My buddy had the same motor and his was frozen solid. A drill bit to the cylinder fixed that, along with a trim and tilt unit


----------



## menzor29

mine isn't frozen solid at all just much harder to move than should be. could there be a fluid release or something like that


----------



## DuckNut

If it is hard to move it is probably because it has dirt and grime inside. I would bet a rebuild kit can be had.


----------



## menzor29

yeah from everything i have googled it seems its non serviceable part. "It is a sealed gas charged unit that all you are doing is releasing an internal valve to allow the unit to go up and down." that quote says it all if i were to try and open it i think i might hurt something someone or me. being that this is a common theme with these models it seems that someone would have come up with a redesigned aftermarket part, man they would make a killing. hell a used power trim unit for these motors are going for 800$ easy. and i know there is CMC out there but i have a jack plate and dont want to lose the advantages of it so a CMC power trim wouldnt fit my applications.


----------



## DuckNut

Post a pic.


----------



## menzor29

this is a picture of the entire unit the circled labeled release valve is the part that releases the cylindar








this pic is my best attempt at how the whole thing comes together cable included. the cable is broke and will need to be for sure replaced.


----------



## Mike1974

I have the same motor. Replace that cable and work with it, it might free up some with some use. Parts are easy to find at just about any dealer. The unit doesn't look lik eit is in bad shape. From your description I was expecting much worse. I have seen the power T&T assemblies on ebay for around $400 or you could shop marine junk yards for either part. Good luck.


----------



## menzor29

bought a power tilt unit so this one is coming off for sure. just dont want to take the chance of half fixing this one and then getting stuck on the water like i have read about others going through.


----------



## thilltony

SoCounty,
I understand what you are going through! I have the same unit, and it's giving me similar issues. Unfortunately, mine has decided to lock itself in the up position. No corrosion, nothing that looks wrong at all, yet it's locked. Have tried everything. Just read the comment above about drilling a hole, and that's sounding pretty good right now!

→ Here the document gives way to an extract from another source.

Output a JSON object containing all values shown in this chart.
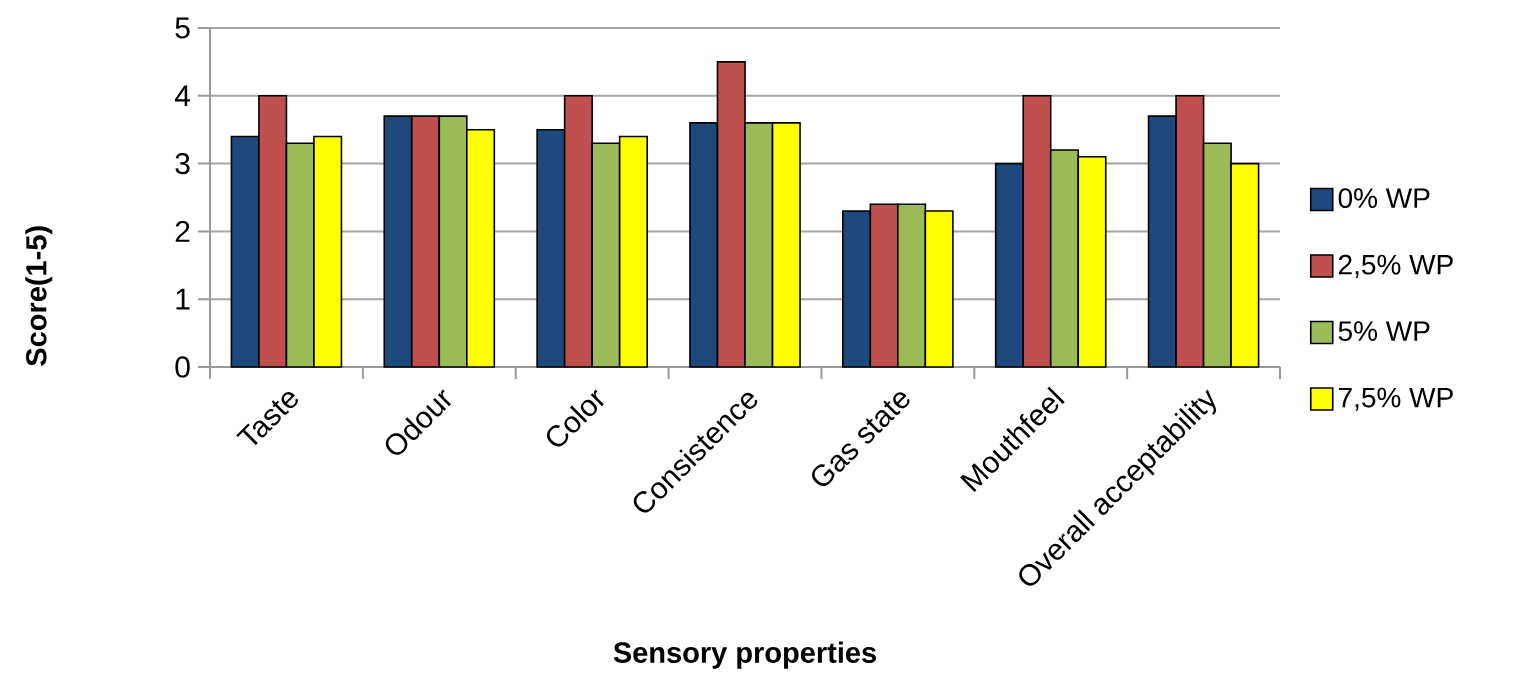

Glad to hear you found a T&T unit.

Curious... Would you be interested in selling your old manual unit? Please let me know. I'm going crazy needing to go fishing! Thanks.

-Tony


----------



## Brett

My 48 special had the gas assist piston.
When it locked in the up position, it was due to a plastic connector
stripping out from the end of the control cable, that is operated
by the up/down selector switch. Inexpensive piece of plastic
but is sure made a morning at Flamingo a PITA.


----------



## thilltony

I wish mine was due to the plastic part!

Mine is a stuck release valve. You can't push it in or pull it out. A hammer won't even get it to budge. It's locked solid.

About to try the drill bit method, unless I can buy another.

Let me know, SoCounty.

PS- I grew up in Cocoa Beach, fishing the flats in the Indian and Banana rivers. Now I'm fishing backwaters in the Tidewater and Eastern Shore VA area. Very similar fishing, believe it or not.

-TH


----------